C’est dans ce contexte explosif que l’attaque de dimanche matin est survenue. Selon le Commandement militaire américain au Moyen-Orient (Centcom), le porte-conteneurs Maersk-Hangzhou a émis un appel de détresse à 6h30, heure locale, indiquant être attaqué par quatre petites embarcations de rebelles houthis. Une équipe de sécurité privée présente à bord du navire commercial, battant pavillon de Singapour, a répliqué aux tirs.
Dans le même temps, plusieurs hélicoptères de la Marine américaine ont décollé de deux navires militaires présents dans la zone, le porte-avions USS Eisenhower et le destroyer USS Gravely, pour porter assistance au porte-conteneurs. Visés par des tirs houthis, les hélicoptères américains «ont riposté en état de légitime défense, coulant trois des quatre petits navires, et tuant les équipages», a indiqué le Centcom dans un communiqué, précisant que le quatrième bateau avait «fui la zone» et que les forces américaines n’avaient subi ni victimes ni dégâts.
Quelques heures plus tard, en milieu d’après-midi dimanche, deux sources du port yéménite de Hodeïda, contrôlé par les Houthis, ont indiqué à l’AFP que dix rebelles houthis avaient été tués par les tirs américains. Quatre rescapés sont arrivés à Hodeïda, avec deux blessés, a ajouté l’une des sources sous couvert d’anonymat.
Long et coûteux détour
Signe de la vivacité des tensions, le Maersk-Hangzhou avait déjà signalé samedi soir avoir été touché par un tir de missile. Alors que deux navires américains répondaient à sa demande d’assistance, l’un d’eux, le USS Gravely, avait abattu deux nouveaux missiles balistiques lancés depuis le territoire yéménite en direction des navires.
Dans la foulée de cette double attaque, le géant danois Maersk a annoncé dimanche suspendre pendant quarante-huit heures le transit de sa flotte en mer Rouge. Une semaine seulement après avoir annoncé le retour de ses navires dans la zone, tout comme ceux de l’armateur français CMA-CMG. Le groupe français a indiqué à l’AFP ne pas envisager, à ce stade, d’éviter à nouveau provisoirement la zone. Les tensions en mer Rouge ont incité certaines compagnies à emprunter le cap de Bonne-Espérance, situé à la pointe sud de l’Afrique, se lançant dans un long et coûteux détour.

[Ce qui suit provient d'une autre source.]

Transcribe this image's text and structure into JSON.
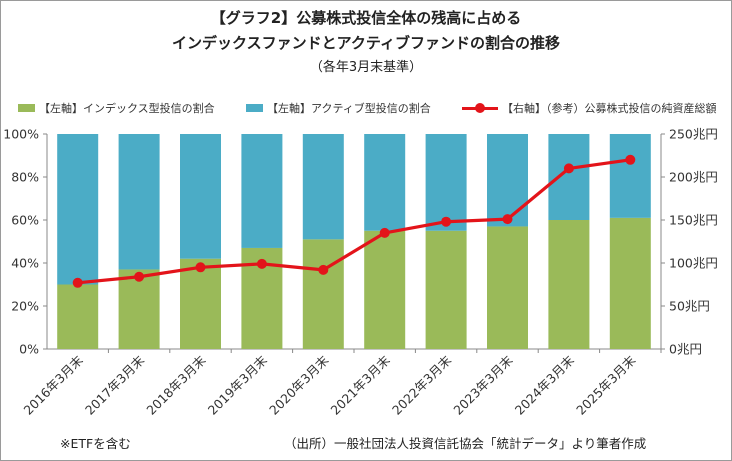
{
  "chart_data": {
    "type": "bar",
    "stacked": true,
    "title": "【グラフ2】公募株式投信全体の残高に占める",
    "title2": "インデックスファンドとアクティブファンドの割合の推移",
    "subtitle": "（各年3月末基準）",
    "categories": [
      "2016年3月末",
      "2017年3月末",
      "2018年3月末",
      "2019年3月末",
      "2020年3月末",
      "2021年3月末",
      "2022年3月末",
      "2023年3月末",
      "2024年3月末",
      "2025年3月末"
    ],
    "series": [
      {
        "name": "【左軸】インデックス型投信の割合",
        "axis": "left",
        "kind": "bar",
        "color": "#9aba59",
        "values": [
          30,
          37,
          42,
          47,
          51,
          55,
          55,
          57,
          60,
          61
        ]
      },
      {
        "name": "【左軸】アクティブ型投信の割合",
        "axis": "left",
        "kind": "bar",
        "color": "#4bacc6",
        "values": [
          70,
          63,
          58,
          53,
          49,
          45,
          45,
          43,
          40,
          39
        ]
      },
      {
        "name": "【右軸】（参考）公募株式投信の純資産総額",
        "axis": "right",
        "kind": "line",
        "color": "#e3141a",
        "values": [
          77,
          84,
          95,
          99,
          92,
          135,
          148,
          151,
          210,
          220
        ]
      }
    ],
    "y_left": {
      "ticks": [
        "0%",
        "20%",
        "40%",
        "60%",
        "80%",
        "100%"
      ],
      "ylim": [
        0,
        100
      ]
    },
    "y_right": {
      "ticks": [
        "0兆円",
        "50兆円",
        "100兆円",
        "150兆円",
        "200兆円",
        "250兆円"
      ],
      "ylim": [
        0,
        250
      ]
    },
    "grid": false,
    "legend_position": "top"
  },
  "footnotes": {
    "left": "※ETFを含む",
    "right": "（出所）一般社団法人投資信託協会「統計データ」より筆者作成"
  }
}
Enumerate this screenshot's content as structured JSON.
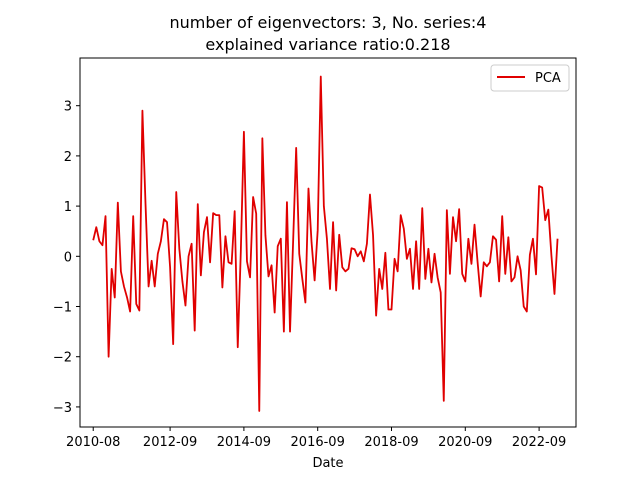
{
  "chart_data": {
    "type": "line",
    "title_line1": "number of eigenvectors: 3, No. series:4",
    "title_line2": "explained variance ratio:0.218",
    "xlabel": "Date",
    "ylabel": "",
    "x_tick_labels": [
      "2010-08",
      "2012-09",
      "2014-09",
      "2016-09",
      "2018-09",
      "2020-09",
      "2022-09"
    ],
    "x_tick_positions": [
      0,
      25,
      49,
      73,
      97,
      121,
      145
    ],
    "y_ticks": [
      -3,
      -2,
      -1,
      0,
      1,
      2,
      3
    ],
    "y_tick_labels": [
      "−3",
      "−2",
      "−1",
      "0",
      "1",
      "2",
      "3"
    ],
    "xlim": [
      -4.3,
      157.0
    ],
    "ylim": [
      -3.4,
      3.95
    ],
    "grid": false,
    "legend_position": "top-right",
    "series": [
      {
        "name": "PCA",
        "color": "#e00000",
        "values": [
          0.32,
          0.58,
          0.3,
          0.22,
          0.8,
          -2.0,
          -0.25,
          -0.82,
          1.07,
          -0.3,
          -0.6,
          -0.82,
          -1.1,
          0.8,
          -0.95,
          -1.08,
          2.9,
          1.05,
          -0.6,
          -0.09,
          -0.6,
          0.05,
          0.3,
          0.74,
          0.68,
          -0.22,
          -1.75,
          1.28,
          0.15,
          -0.5,
          -0.98,
          0.0,
          0.25,
          -1.48,
          1.04,
          -0.38,
          0.48,
          0.78,
          -0.12,
          0.86,
          0.82,
          0.82,
          -0.62,
          0.4,
          -0.12,
          -0.15,
          0.9,
          -1.81,
          0.1,
          2.48,
          -0.1,
          -0.42,
          1.18,
          0.85,
          -3.08,
          2.35,
          0.42,
          -0.4,
          -0.18,
          -1.12,
          0.2,
          0.35,
          -1.5,
          1.08,
          -1.5,
          0.28,
          2.16,
          0.05,
          -0.45,
          -0.92,
          1.35,
          0.28,
          -0.48,
          0.52,
          3.58,
          1.0,
          0.35,
          -0.65,
          0.68,
          -0.68,
          0.43,
          -0.22,
          -0.3,
          -0.25,
          0.16,
          0.14,
          0.0,
          0.1,
          -0.1,
          0.25,
          1.23,
          0.42,
          -1.18,
          -0.25,
          -0.65,
          0.07,
          -1.06,
          -1.06,
          -0.05,
          -0.3,
          0.82,
          0.55,
          -0.05,
          0.15,
          -0.65,
          0.3,
          -0.65,
          0.96,
          -0.45,
          0.15,
          -0.52,
          0.05,
          -0.42,
          -0.72,
          -2.88,
          0.92,
          -0.35,
          0.78,
          0.3,
          0.94,
          -0.35,
          -0.5,
          0.35,
          -0.15,
          0.63,
          -0.12,
          -0.8,
          -0.12,
          -0.2,
          -0.12,
          0.4,
          0.33,
          -0.5,
          0.8,
          -0.35,
          0.38,
          -0.5,
          -0.42,
          0.0,
          -0.28,
          -1.0,
          -1.1,
          0.03,
          0.35,
          -0.36,
          1.4,
          1.37,
          0.72,
          0.93,
          0.02,
          -0.75,
          0.35
        ]
      }
    ]
  }
}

L’annonce par Washington du déploiement de la force navale internationale «Prosperity Guardian» («Gardien de la prospérité»), rejointe notamment par la France, le Royaume-Uni, les Pays-Bas, l’Italie, l’Espagne ou Bahreïn, n’a en tout cas pas dissuadé les Houthis de poursuivre leurs attaques. Reste à savoir quelles conséquences pourrait avoir l’incident meurtrier de ce dimanche, d’un côté comme de l’autre. A ce jour, l’armée américaine n’a pas frappé directement les Houthis sur le sol yéménite, redoutant une escalade qui pourrait enflammer davantage le Moyen-Orient. Avec l’Iran en embuscade.